In automotive industry the Electronic Throttle Body (ETB) plays a crucial role in drive-by-wire operations since it controls the incoming air into the engine and so the produced torque. This implies the performances of the vehicle in terms of traction, emissions, idle speed regime, cold starting management, thermal transient and smoother movement during tip/in tip/out, strongly depends on the precise control of this device . Despite its apparent simplicity, the behavior of the ETB is affected by many nonlinearities and uncertain parameters which can dramatically alter its dynamics. In order to cope the unwanted nonlinear phenomenons (stick-slip motion, hysteresis, hunting, impact, caos), sophisticated model based control strategies and compensators are proposed in the literature. A time consuming identification parameters of the throttle is fundamental for these approaches and it is the main drawback for their application.

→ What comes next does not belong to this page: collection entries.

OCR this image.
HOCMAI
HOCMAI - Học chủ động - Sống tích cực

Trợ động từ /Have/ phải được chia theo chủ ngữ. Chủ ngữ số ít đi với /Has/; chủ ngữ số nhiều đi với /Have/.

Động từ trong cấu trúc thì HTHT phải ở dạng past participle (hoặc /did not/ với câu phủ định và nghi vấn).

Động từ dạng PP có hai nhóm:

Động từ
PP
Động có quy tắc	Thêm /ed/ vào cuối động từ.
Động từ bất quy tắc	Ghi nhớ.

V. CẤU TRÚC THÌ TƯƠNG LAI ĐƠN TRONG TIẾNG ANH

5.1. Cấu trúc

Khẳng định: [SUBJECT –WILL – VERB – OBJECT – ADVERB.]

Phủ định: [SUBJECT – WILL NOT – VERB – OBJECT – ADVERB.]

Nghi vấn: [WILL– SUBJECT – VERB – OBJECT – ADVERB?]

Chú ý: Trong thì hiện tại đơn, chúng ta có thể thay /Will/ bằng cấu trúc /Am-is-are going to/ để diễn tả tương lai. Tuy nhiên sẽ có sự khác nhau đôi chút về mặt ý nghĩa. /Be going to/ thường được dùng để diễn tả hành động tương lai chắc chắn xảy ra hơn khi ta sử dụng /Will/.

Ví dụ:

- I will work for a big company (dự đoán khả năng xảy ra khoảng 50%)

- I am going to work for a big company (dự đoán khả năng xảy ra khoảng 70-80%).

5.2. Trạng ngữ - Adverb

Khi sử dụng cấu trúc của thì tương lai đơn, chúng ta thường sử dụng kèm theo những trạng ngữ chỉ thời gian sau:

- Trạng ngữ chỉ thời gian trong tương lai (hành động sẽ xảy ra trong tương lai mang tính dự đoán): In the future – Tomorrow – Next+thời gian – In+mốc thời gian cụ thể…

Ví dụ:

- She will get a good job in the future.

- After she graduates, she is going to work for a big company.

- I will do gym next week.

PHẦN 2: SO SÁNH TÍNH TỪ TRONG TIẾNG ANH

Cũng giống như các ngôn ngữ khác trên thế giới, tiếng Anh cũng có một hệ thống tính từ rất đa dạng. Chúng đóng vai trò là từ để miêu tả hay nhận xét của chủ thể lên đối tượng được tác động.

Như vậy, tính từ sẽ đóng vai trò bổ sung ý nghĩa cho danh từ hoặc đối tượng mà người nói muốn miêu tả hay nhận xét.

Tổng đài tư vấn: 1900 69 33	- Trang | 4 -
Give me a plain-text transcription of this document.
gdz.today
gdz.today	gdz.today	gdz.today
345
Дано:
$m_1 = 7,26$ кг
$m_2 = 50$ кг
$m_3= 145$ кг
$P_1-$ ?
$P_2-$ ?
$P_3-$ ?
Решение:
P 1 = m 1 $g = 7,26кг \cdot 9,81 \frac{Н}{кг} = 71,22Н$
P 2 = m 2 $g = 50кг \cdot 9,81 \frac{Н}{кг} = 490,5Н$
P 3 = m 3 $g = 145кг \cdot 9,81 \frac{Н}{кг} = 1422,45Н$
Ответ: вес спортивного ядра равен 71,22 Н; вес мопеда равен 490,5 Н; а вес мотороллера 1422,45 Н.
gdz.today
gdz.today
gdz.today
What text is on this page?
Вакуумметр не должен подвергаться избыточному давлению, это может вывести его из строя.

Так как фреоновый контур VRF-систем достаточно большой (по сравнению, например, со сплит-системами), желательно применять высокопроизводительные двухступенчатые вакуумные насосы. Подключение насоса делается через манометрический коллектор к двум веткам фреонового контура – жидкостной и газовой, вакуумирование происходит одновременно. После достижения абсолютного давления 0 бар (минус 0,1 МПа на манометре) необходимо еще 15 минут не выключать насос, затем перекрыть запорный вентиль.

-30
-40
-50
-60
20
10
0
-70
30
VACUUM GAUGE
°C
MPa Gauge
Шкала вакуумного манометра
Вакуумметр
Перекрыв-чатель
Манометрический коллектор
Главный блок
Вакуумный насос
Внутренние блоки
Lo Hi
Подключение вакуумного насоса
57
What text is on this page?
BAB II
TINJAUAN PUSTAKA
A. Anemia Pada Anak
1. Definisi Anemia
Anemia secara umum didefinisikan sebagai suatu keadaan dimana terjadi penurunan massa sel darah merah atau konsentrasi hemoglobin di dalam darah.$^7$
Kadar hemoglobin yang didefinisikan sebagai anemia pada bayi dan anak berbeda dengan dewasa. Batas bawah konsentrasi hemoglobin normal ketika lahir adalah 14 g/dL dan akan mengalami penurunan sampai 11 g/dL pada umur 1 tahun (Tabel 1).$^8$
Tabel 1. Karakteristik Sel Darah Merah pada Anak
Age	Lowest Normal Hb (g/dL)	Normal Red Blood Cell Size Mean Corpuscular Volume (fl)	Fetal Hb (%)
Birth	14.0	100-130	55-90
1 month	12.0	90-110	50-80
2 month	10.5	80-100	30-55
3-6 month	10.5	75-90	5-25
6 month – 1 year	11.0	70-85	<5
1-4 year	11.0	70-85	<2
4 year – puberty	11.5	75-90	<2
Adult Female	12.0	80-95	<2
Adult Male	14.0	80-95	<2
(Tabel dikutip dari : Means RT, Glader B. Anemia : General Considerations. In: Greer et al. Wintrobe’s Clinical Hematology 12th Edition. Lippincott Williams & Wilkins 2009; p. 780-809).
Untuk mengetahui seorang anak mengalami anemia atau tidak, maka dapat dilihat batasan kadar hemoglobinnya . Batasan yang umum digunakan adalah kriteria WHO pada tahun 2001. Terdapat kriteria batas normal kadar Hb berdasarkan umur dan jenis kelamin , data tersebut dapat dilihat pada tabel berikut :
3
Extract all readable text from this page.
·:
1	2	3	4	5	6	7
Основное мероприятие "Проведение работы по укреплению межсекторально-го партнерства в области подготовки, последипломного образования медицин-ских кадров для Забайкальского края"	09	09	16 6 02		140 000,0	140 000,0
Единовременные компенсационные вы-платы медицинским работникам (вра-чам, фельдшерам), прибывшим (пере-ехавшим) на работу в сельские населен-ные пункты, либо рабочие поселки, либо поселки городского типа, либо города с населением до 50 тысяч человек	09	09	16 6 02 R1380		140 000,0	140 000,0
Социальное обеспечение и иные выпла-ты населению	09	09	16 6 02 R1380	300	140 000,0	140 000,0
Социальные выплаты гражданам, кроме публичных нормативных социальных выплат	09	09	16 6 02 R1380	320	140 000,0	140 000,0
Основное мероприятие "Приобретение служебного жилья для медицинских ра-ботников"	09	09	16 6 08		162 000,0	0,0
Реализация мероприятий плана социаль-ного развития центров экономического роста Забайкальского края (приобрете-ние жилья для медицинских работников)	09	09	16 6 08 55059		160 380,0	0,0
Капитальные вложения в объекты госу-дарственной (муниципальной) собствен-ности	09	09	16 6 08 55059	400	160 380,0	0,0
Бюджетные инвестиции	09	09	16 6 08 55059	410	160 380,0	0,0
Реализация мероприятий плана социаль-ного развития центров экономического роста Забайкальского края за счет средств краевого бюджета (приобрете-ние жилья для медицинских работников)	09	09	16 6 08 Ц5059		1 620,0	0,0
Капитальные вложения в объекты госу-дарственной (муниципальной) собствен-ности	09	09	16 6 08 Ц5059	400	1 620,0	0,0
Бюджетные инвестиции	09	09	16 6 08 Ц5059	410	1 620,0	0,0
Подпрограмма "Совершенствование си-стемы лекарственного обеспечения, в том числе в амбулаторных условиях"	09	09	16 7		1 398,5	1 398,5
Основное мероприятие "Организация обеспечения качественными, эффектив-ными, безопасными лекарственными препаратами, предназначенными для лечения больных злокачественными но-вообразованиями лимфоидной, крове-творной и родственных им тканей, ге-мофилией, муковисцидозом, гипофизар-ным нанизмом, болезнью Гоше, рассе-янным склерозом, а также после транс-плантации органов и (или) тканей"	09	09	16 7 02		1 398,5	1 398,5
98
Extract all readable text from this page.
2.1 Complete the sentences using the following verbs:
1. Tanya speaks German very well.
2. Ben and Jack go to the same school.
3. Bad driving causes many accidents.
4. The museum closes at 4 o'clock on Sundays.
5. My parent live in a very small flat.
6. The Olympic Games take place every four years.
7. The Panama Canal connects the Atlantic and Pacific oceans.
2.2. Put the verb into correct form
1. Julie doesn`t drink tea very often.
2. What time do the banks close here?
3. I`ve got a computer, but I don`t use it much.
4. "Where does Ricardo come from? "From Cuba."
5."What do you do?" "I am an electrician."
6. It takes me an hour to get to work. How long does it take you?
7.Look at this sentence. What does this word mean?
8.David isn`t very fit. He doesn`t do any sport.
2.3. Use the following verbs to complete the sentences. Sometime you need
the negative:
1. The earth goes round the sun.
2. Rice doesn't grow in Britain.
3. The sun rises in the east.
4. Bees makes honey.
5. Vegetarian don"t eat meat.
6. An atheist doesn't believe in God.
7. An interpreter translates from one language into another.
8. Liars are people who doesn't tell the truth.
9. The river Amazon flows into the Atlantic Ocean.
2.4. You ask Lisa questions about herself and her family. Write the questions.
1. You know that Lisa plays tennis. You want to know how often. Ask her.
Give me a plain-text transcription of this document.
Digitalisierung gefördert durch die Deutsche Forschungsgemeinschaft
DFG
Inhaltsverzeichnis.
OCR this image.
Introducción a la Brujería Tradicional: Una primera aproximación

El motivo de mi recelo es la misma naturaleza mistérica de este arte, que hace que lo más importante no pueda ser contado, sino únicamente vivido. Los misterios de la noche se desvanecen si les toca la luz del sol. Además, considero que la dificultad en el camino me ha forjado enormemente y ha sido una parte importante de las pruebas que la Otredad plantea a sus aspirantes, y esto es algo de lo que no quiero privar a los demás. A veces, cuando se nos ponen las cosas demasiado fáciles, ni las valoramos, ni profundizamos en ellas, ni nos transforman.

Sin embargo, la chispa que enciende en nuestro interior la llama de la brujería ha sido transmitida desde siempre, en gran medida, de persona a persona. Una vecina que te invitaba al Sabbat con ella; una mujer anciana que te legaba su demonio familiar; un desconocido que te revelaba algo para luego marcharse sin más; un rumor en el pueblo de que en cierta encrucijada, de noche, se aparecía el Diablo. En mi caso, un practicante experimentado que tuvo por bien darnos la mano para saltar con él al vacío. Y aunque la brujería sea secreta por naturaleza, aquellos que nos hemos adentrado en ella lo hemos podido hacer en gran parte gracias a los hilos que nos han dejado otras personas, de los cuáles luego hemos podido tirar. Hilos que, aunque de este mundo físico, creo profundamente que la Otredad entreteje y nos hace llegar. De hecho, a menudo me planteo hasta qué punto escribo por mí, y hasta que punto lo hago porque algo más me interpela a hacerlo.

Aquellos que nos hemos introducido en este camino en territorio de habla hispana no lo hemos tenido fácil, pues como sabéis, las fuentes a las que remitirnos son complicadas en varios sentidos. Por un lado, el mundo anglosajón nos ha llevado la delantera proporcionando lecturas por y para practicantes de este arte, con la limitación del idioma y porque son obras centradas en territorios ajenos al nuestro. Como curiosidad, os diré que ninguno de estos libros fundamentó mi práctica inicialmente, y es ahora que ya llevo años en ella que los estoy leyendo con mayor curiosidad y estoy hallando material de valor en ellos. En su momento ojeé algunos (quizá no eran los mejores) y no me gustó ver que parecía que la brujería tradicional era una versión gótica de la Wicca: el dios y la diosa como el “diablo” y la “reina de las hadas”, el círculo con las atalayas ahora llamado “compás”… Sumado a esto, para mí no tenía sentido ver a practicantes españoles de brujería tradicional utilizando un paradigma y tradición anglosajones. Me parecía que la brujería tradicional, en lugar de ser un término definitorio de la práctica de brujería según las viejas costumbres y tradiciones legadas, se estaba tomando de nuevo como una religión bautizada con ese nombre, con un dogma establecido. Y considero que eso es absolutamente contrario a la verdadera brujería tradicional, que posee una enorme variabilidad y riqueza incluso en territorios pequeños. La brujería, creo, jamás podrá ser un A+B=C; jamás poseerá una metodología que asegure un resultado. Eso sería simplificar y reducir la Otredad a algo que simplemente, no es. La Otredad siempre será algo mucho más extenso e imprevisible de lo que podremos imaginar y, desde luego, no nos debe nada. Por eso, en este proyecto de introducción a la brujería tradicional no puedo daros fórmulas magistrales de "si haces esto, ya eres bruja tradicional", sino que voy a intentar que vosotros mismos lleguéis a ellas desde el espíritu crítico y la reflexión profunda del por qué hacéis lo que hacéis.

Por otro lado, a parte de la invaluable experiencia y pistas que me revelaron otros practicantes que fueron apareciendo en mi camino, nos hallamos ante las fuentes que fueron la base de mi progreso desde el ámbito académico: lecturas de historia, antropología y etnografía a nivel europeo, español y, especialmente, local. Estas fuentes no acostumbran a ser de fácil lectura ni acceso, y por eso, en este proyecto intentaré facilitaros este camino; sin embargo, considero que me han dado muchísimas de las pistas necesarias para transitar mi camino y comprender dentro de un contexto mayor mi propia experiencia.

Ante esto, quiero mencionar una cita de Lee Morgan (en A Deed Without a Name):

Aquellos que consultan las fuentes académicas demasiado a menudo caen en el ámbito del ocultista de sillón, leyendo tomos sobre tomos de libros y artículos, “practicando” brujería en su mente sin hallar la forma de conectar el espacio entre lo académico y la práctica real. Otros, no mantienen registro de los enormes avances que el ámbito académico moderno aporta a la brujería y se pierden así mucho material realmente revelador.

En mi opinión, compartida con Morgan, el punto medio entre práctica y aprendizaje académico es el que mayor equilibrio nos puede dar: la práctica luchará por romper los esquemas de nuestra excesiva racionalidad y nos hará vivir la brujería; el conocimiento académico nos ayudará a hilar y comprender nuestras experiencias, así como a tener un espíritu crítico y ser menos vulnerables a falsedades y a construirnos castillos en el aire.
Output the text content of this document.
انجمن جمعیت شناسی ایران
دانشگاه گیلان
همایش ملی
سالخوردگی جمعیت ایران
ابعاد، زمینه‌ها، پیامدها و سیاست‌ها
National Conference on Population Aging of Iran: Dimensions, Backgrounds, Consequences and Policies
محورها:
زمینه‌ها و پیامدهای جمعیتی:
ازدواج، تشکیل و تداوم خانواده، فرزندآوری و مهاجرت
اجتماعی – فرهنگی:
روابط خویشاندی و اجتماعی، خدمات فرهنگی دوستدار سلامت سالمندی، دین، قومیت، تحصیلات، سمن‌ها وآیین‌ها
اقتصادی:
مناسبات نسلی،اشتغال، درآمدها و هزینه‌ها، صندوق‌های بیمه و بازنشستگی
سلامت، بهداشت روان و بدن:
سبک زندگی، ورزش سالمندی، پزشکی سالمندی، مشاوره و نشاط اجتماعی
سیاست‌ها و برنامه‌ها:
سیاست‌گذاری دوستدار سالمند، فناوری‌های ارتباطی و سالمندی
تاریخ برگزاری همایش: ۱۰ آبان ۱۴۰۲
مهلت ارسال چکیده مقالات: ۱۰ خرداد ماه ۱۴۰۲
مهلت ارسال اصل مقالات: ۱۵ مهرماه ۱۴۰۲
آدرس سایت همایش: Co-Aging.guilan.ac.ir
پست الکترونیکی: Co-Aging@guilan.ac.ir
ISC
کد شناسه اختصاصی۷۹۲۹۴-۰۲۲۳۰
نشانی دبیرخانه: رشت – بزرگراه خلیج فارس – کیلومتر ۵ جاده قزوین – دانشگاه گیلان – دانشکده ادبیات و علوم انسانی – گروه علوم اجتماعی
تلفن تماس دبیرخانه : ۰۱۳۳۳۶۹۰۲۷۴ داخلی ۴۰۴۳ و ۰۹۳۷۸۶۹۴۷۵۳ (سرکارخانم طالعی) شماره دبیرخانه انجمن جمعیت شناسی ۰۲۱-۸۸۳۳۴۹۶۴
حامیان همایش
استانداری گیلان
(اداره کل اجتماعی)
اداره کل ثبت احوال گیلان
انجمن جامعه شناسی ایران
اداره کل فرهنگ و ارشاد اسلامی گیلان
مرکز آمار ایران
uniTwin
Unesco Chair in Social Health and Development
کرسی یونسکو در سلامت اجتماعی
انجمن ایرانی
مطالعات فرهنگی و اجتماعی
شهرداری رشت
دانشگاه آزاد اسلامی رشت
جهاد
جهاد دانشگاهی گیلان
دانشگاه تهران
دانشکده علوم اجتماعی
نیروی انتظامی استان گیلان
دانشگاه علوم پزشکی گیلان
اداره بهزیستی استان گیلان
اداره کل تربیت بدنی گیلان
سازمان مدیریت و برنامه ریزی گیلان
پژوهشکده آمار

The aim of the paper is to show the efficiency of a model reference adaptive algorithm, named LQ-MCS (Linear Quadratic-Minimal Control Synthesis), to control the throttle plate position. The main feature of this controller is that minimal synthesis is needed to implement the strategy. Specifically only a rough nominal linear model of the
plant is required to impose the dynamical behavior of the reference model. By means of a proper experimental setup, the adaptive controller is synthesized and validated experimentally.